Overly-Burdensome Job Licensing Has Unintended Consequences
State and local tax revenue could increase over $400 million if Iowa eliminated excessive occupational licensing fees.
Are you interested in economic growth that could generate over $400 million in new state and local tax revenue in our state? We sure are. A new study released last month by the Pioneer Institute estimates that state and local governments in Iowa could receive as much as $422 million in new tax revenues from growth generated by significant occupational licensing reform. That amount far exceeds the $161 million in occupational licensing fees that are currently collected in Iowa.
Iowans for Tax Relief made occupational licensing reform a priority during the 2019 legislative session and we continue to advocate that cuts be made to a hefty red tape tax in our state.

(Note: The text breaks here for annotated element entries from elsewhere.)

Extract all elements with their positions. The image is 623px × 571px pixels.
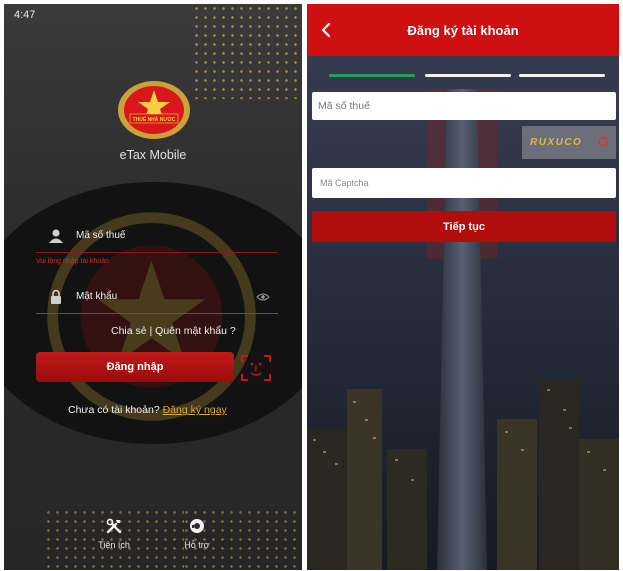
bottom-nav: Tiện ích Hỗ trợ (4, 518, 302, 558)
login-screen: 4:47 THUẾ NHÀ NƯỚC eTax Mobile Mã số thu… (4, 4, 302, 570)
nav-label-utilities: Tiện ích (98, 540, 130, 550)
username-placeholder: Mã số thuế (76, 230, 126, 241)
tools-icon (106, 518, 122, 534)
share-forgot-password-links[interactable]: Chia sẻ | Quên mật khẩu ? (111, 325, 236, 337)
emblem-text: THUẾ NHÀ NƯỚC (133, 115, 176, 123)
username-field[interactable]: Mã số thuế (36, 219, 278, 253)
lock-icon (51, 289, 61, 304)
password-placeholder: Mật khẩu (76, 291, 118, 302)
captcha-input[interactable]: Mã Captcha (312, 168, 616, 198)
no-account-text: Chưa có tài khoản? (68, 404, 160, 416)
support-icon (190, 519, 204, 533)
nav-item-support[interactable]: Hỗ trợ (167, 518, 227, 550)
nav-label-support: Hỗ trợ (184, 540, 210, 550)
tax-code-input[interactable]: Mã số thuế (312, 92, 616, 120)
captcha-placeholder: Mã Captcha (320, 178, 369, 188)
step-indicator-3 (519, 74, 605, 77)
continue-button[interactable]: Tiếp tục (312, 211, 616, 242)
status-time: 4:47 (14, 9, 36, 21)
dot-pattern (192, 4, 302, 99)
step-progress (329, 74, 607, 78)
face-id-icon[interactable] (240, 353, 272, 383)
app-name: eTax Mobile (119, 148, 187, 162)
page-title: Đăng ký tài khoản (407, 23, 519, 38)
eye-icon[interactable] (256, 292, 270, 302)
captcha-image: RUXUCO (522, 126, 616, 159)
captcha-text: RUXUCO (530, 137, 583, 148)
register-prompt: Chưa có tài khoản? Đăng ký ngay (68, 404, 227, 416)
refresh-icon[interactable] (597, 136, 609, 148)
user-icon (49, 229, 63, 243)
step-indicator-1 (329, 74, 415, 77)
step-indicator-2 (425, 74, 511, 77)
login-button[interactable]: Đăng nhập (36, 352, 234, 382)
password-field[interactable]: Mật khẩu (36, 280, 278, 314)
city-skyline-background (307, 89, 619, 570)
username-error-message: Vui lòng nhập tài khoản (36, 258, 109, 265)
app-header: Đăng ký tài khoản (307, 4, 619, 56)
tax-code-placeholder: Mã số thuế (318, 100, 370, 112)
nav-item-utilities[interactable]: Tiện ích (84, 518, 144, 550)
register-screen: Đăng ký tài khoản Mã số thuế RUXUCO Mã C… (307, 4, 619, 570)
tax-emblem-logo: THUẾ NHÀ NƯỚC (118, 81, 190, 139)
register-link[interactable]: Đăng ký ngay (163, 404, 227, 416)
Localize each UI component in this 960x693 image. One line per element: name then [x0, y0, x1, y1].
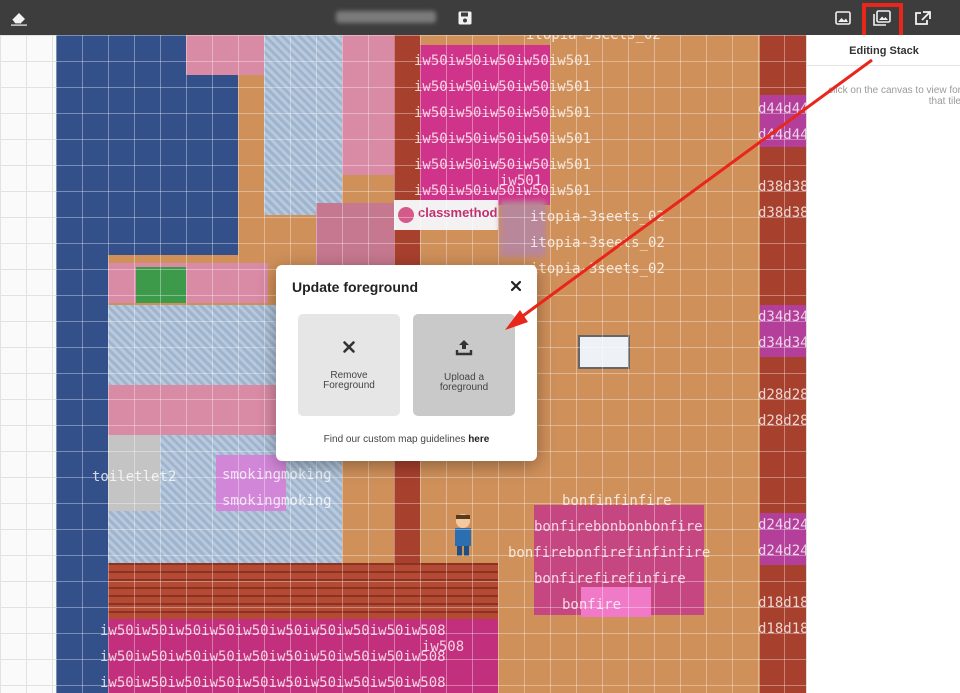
- green-mat: [136, 267, 186, 303]
- tile-label: itopia-3seets_02: [526, 35, 661, 43]
- close-icon[interactable]: [509, 279, 523, 293]
- pink-wall: [108, 385, 290, 435]
- tile-label: bonfirebonbonbonfire: [534, 519, 703, 535]
- guidelines-text: Find our custom map guidelines: [323, 434, 469, 445]
- tile-label: d34d34: [758, 309, 806, 325]
- pink-wall: [108, 263, 268, 303]
- guidelines-link[interactable]: here: [468, 434, 489, 445]
- tile-label: iw50iw50iw50iw50iw50iw50iw50iw50iw50iw50…: [100, 623, 446, 639]
- tile-label: iw501: [500, 173, 543, 189]
- tile-label: smokingmoking: [222, 467, 332, 483]
- editing-stack-hint: click on the canvas to view for that til…: [828, 85, 960, 107]
- tile-label: d24d24: [758, 517, 806, 533]
- pink-wall: [186, 35, 264, 75]
- image-icon[interactable]: [830, 5, 856, 31]
- foreground-button-highlight: [862, 3, 903, 39]
- map-title-blurred: [336, 11, 436, 23]
- tile-label: iw50iw50iw50iw50iw501: [414, 157, 592, 173]
- player-avatar[interactable]: [452, 513, 474, 557]
- guidelines-footer: Find our custom map guidelines here: [276, 434, 537, 445]
- tile-label: iw50iw50iw50iw50iw501: [414, 105, 592, 121]
- tile-label: iw50iw50iw50iw50iw501: [414, 131, 592, 147]
- tile-label: d18d18: [758, 621, 806, 637]
- tile-label: itopia-3seets_02: [530, 209, 665, 225]
- tile-label: d28d28: [758, 413, 806, 429]
- update-foreground-modal: Update foreground Remove Foreground Uplo…: [276, 265, 537, 461]
- tile-label: bonfinfinfire: [562, 493, 672, 509]
- tile-label: iw50iw50iw50iw50iw501: [414, 53, 592, 69]
- tile-label: smokingmoking: [222, 493, 332, 509]
- remove-foreground-button[interactable]: Remove Foreground: [298, 314, 400, 416]
- tile-label: bonfirebonfirefinfinfire: [508, 545, 711, 561]
- classmethod-logo-icon: [398, 207, 414, 223]
- editing-stack-title: Editing Stack: [849, 45, 919, 57]
- share-icon[interactable]: [909, 5, 935, 31]
- tile-label: d44d44: [758, 127, 806, 143]
- upload-foreground-button[interactable]: Upload a foreground: [413, 314, 515, 416]
- tile-label: iw508: [422, 639, 465, 655]
- tile-label: d28d28: [758, 387, 806, 403]
- corridor-floor: [264, 35, 342, 215]
- divider: [807, 65, 960, 66]
- upload-foreground-label: Upload a foreground: [439, 372, 489, 393]
- whiteboard: [578, 335, 630, 369]
- tile-label: d44d44: [758, 101, 806, 117]
- save-icon[interactable]: [452, 5, 478, 31]
- upload-icon: [455, 338, 473, 361]
- classmethod-logo-text: classmethod: [418, 205, 498, 220]
- tile-label: itopia-3seets_02: [530, 235, 665, 251]
- pink-wall: [316, 203, 394, 273]
- tile-label: d38d38: [758, 179, 806, 195]
- tile-label: itopia-3seets_02: [530, 261, 665, 277]
- tile-label: bonfirefirefinfire: [534, 571, 686, 587]
- remove-foreground-label: Remove Foreground: [323, 370, 375, 391]
- top-toolbar: [0, 0, 960, 39]
- editing-stack-panel: Editing Stack click on the canvas to vie…: [806, 35, 960, 693]
- remove-x-icon: [342, 340, 356, 359]
- tile-label: d24d24: [758, 543, 806, 559]
- tile-label: toiletlet2: [92, 469, 177, 485]
- tile-label: bonfire: [562, 597, 622, 613]
- modal-title: Update foreground: [292, 279, 418, 295]
- canvas-empty-area: [0, 35, 56, 693]
- eraser-icon[interactable]: [6, 5, 32, 31]
- tile-label: iw50iw50iw50iw50iw50iw50iw50iw50iw50iw50…: [100, 649, 446, 665]
- pink-wall: [342, 35, 394, 175]
- tile-label: d34d34: [758, 335, 806, 351]
- tile-label: iw50iw50iw50iw50iw50iw50iw50iw50iw50iw50…: [100, 675, 446, 691]
- tile-label: iw50iw50iw50iw50iw501: [414, 79, 592, 95]
- brick-wall-lower: [108, 563, 498, 619]
- tile-label: d38d38: [758, 205, 806, 221]
- tile-label: d18d18: [758, 595, 806, 611]
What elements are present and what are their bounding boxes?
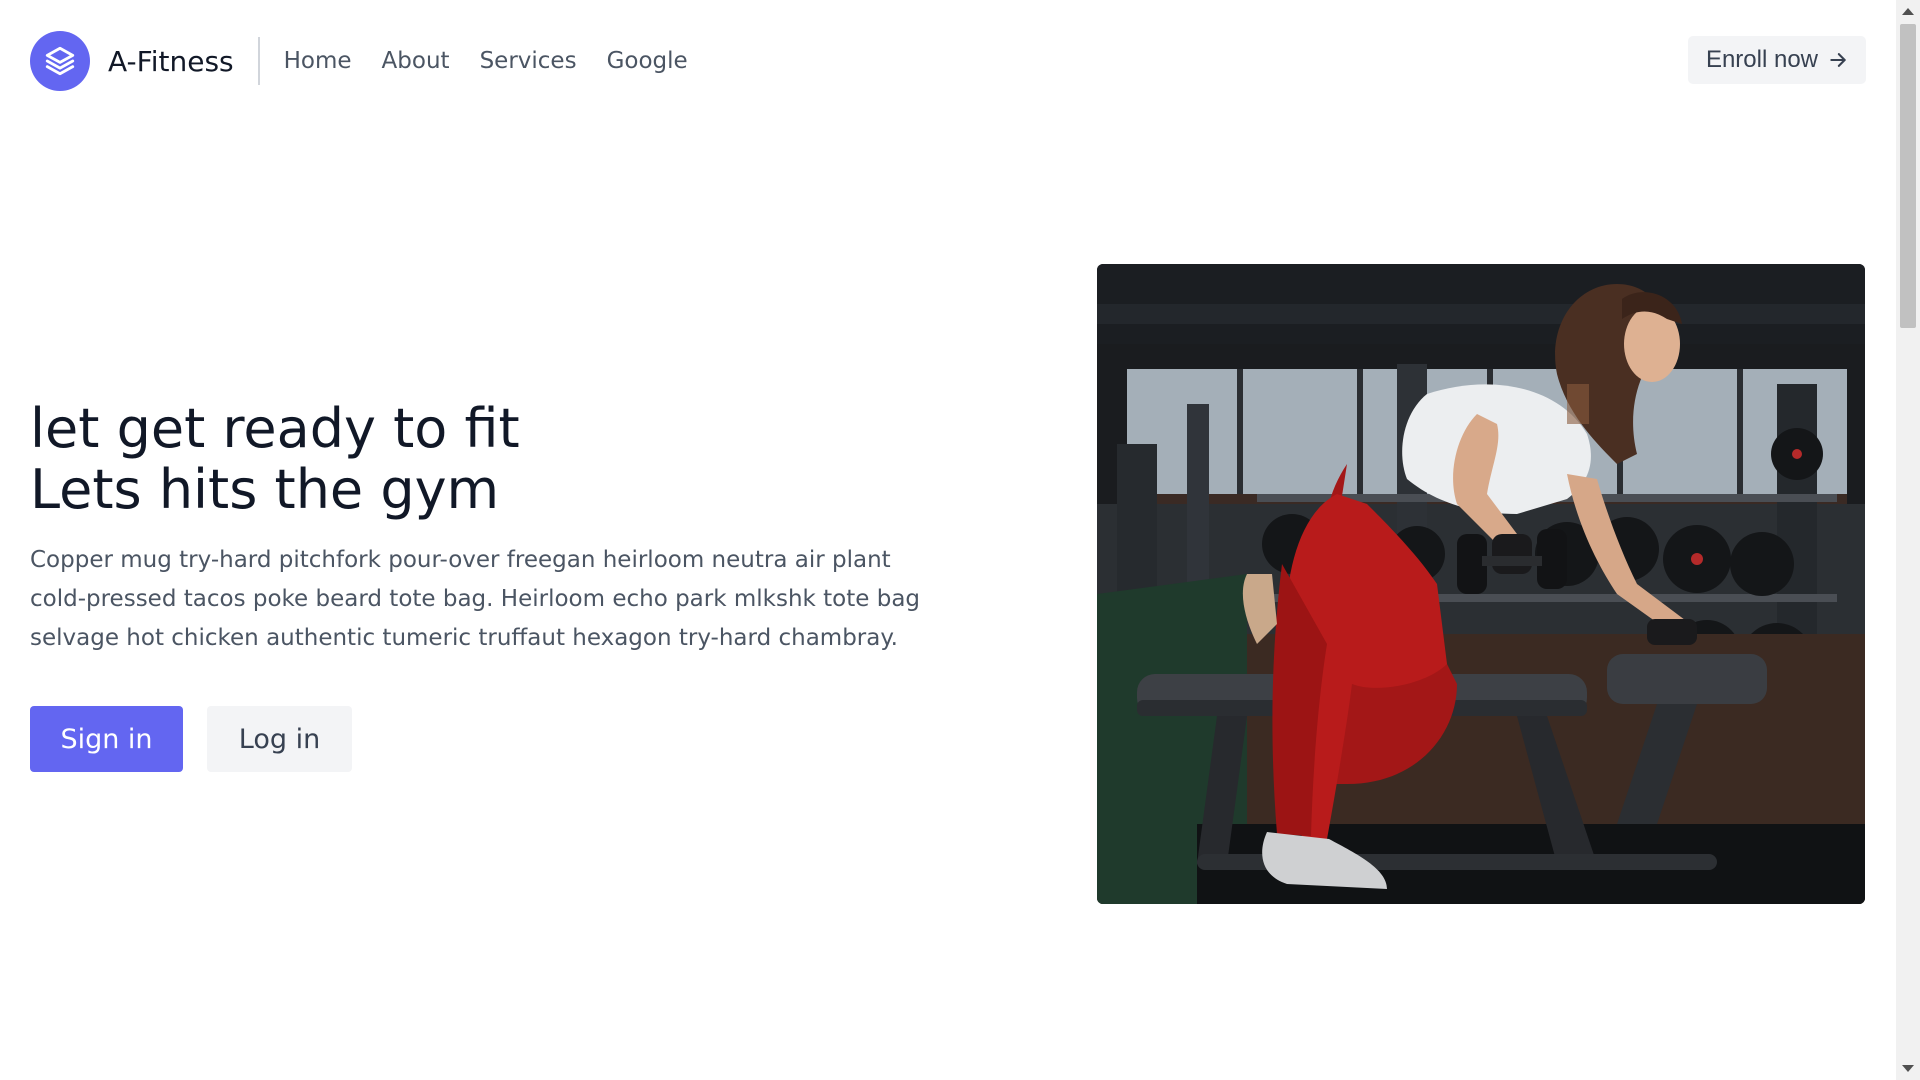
hero-buttons: Sign in Log in <box>30 706 352 772</box>
hero-title: let get ready to fit Lets hits the gym <box>30 398 520 520</box>
arrow-right-icon <box>1828 50 1848 70</box>
hero-description: Copper mug try-hard pitchfork pour-over … <box>30 547 921 651</box>
scroll-down-icon[interactable] <box>1902 1065 1914 1072</box>
hero-title-line-2: Lets hits the gym <box>30 458 500 521</box>
brand-link[interactable]: A-Fitness <box>30 31 234 91</box>
sign-in-button[interactable]: Sign in <box>30 706 183 772</box>
nav-item-about[interactable]: About <box>382 48 450 74</box>
enroll-button-label: Enroll now <box>1705 46 1818 73</box>
scroll-up-icon[interactable] <box>1902 8 1914 15</box>
page: A-Fitness Home About Services Google Enr… <box>0 0 1920 1080</box>
hero-title-line-1: let get ready to fit <box>30 397 520 460</box>
brand-name: A-Fitness <box>108 44 234 78</box>
nav-item-google[interactable]: Google <box>607 48 688 74</box>
gym-photo <box>1097 264 1865 904</box>
main-nav: Home About Services Google <box>284 48 718 74</box>
nav-item-services[interactable]: Services <box>480 48 577 74</box>
vertical-scrollbar[interactable] <box>1896 0 1920 1080</box>
nav-item-home[interactable]: Home <box>284 48 352 74</box>
enroll-button[interactable]: Enroll now <box>1687 36 1866 84</box>
layers-icon <box>30 31 90 91</box>
log-in-button[interactable]: Log in <box>207 706 352 772</box>
scroll-thumb[interactable] <box>1900 24 1916 328</box>
header-divider <box>257 37 260 85</box>
site-header: A-Fitness Home About Services Google Enr… <box>0 0 1896 122</box>
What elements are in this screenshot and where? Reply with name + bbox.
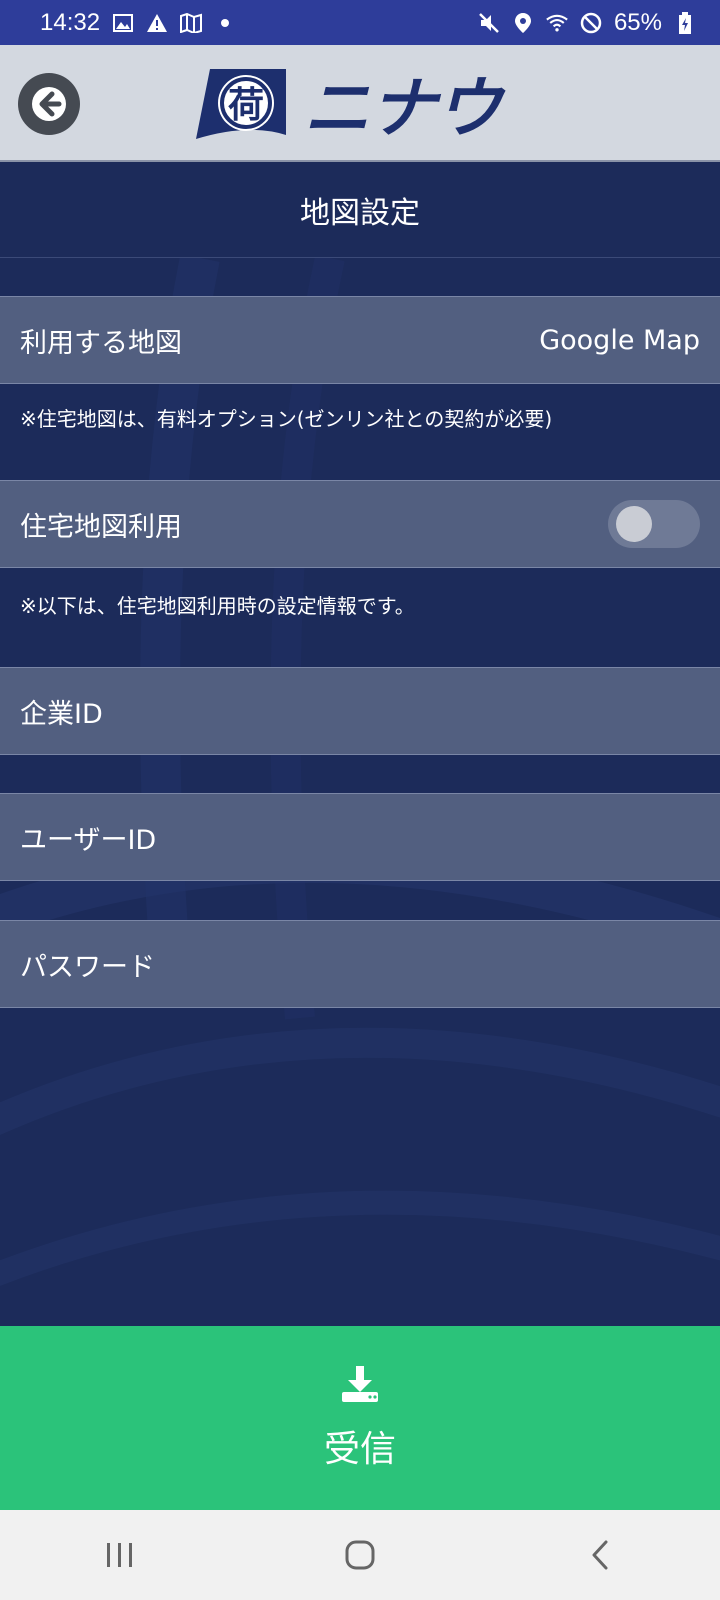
back-button[interactable] bbox=[18, 73, 80, 135]
user-id-label: ユーザーID bbox=[20, 824, 157, 856]
status-time: 14:32 bbox=[40, 8, 101, 36]
residential-note: ※以下は、住宅地図利用時の設定情報です。 bbox=[20, 594, 415, 618]
password-field[interactable]: パスワード bbox=[0, 920, 720, 1008]
user-id-field[interactable]: ユーザーID bbox=[0, 793, 720, 881]
battery-percent: 65% bbox=[613, 8, 662, 36]
toggle-knob bbox=[616, 506, 652, 542]
recent-apps-button[interactable] bbox=[80, 1525, 160, 1585]
app-logo: 荷 ニナウ bbox=[196, 65, 526, 147]
map-select-row[interactable]: 利用する地図 Google Map bbox=[0, 296, 720, 384]
arrow-left-icon bbox=[32, 87, 66, 121]
app-header: 荷 ニナウ bbox=[0, 45, 720, 162]
map-icon bbox=[180, 12, 203, 34]
back-nav-button[interactable] bbox=[560, 1525, 640, 1585]
blocked-icon bbox=[580, 12, 602, 34]
receive-button[interactable]: 受信 bbox=[0, 1326, 720, 1510]
receive-label: 受信 bbox=[323, 1429, 396, 1470]
status-bar: 14:32 65% bbox=[0, 0, 720, 45]
wifi-icon bbox=[546, 12, 568, 34]
page-title-bar: 地図設定 bbox=[0, 162, 720, 258]
logo-mark: 荷 bbox=[228, 85, 264, 126]
status-left: 14:32 bbox=[40, 9, 236, 37]
password-label: パスワード bbox=[20, 951, 155, 983]
system-nav-bar bbox=[0, 1510, 720, 1600]
recent-apps-icon bbox=[107, 1543, 132, 1567]
logo-text: ニナウ bbox=[304, 70, 506, 143]
download-icon bbox=[342, 1366, 378, 1402]
dot-icon bbox=[214, 12, 236, 34]
battery-icon bbox=[674, 11, 696, 34]
page-title: 地図設定 bbox=[300, 195, 420, 231]
residential-map-label: 住宅地図利用 bbox=[20, 511, 182, 543]
residential-map-row: 住宅地図利用 bbox=[0, 480, 720, 568]
company-id-field[interactable]: 企業ID bbox=[0, 667, 720, 755]
mute-icon bbox=[478, 12, 500, 34]
map-select-value[interactable]: Google Map bbox=[539, 325, 700, 356]
company-id-label: 企業ID bbox=[20, 698, 103, 730]
location-icon bbox=[512, 12, 534, 34]
status-right: 65% bbox=[478, 9, 696, 37]
image-icon bbox=[112, 12, 134, 34]
map-select-label: 利用する地図 bbox=[20, 327, 182, 359]
chevron-left-icon bbox=[592, 1540, 608, 1570]
residential-map-toggle[interactable] bbox=[608, 500, 700, 548]
warning-icon bbox=[146, 12, 168, 34]
home-button[interactable] bbox=[320, 1525, 400, 1585]
home-icon bbox=[345, 1540, 375, 1570]
map-note: ※住宅地図は、有料オプション(ゼンリン社との契約が必要) bbox=[20, 407, 553, 431]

The study from the Pioneer Institute, an independent, non-partisan research organization based in Massachusetts, detailed the overlooked burden.
Excessive occupational licensing fees are, effectively, a tax on entering the workforce.
“Excessive occupational licensing fees are, effectively, a tax on entering the workforce. That’s a bad approach to taxation because it impedes citizens from gaining employment that would otherwise generate state income and sales tax revenue, and general economic vitality,” the report stated. “Furthermore, thanks to the opportunity costs of occupational licensing laws, people spend hundreds of hours complying with these regulations instead of working, and thus earning more money that could be growing state sales and income tax bases.”
Despite the worthy goals of protecting the health and safety of the public, overly-burdensome occupational licensing often has numerous other unintended consequences. Entrepreneurship can be stifled, recidivism in the criminal justice system can be increased, barriers to entering the workforce can be erected, and consumer choice can be reduced. All of this adds up to lost economic growth.
Lawmakers should consider four key solutions that would improve occupational licensing in Iowa:
- A periodic review of all existing license requirements.
- An easier path back to the workforce for Iowans with past criminal convictions.
- Universal recognition for license holders in other states.
- Fee waivers for workers under a specified income level.
The Pioneer Institute utilized work that Morris Kleiner and Evgeny Vorotnikov released in a paper with The Institute for Justice to calculate how licensing reform would impact public finance in Iowa and 35 other states. The estimated $261 million net impact to the bottom lines of state and local governments in Iowa illustrates the very real cost of red tape.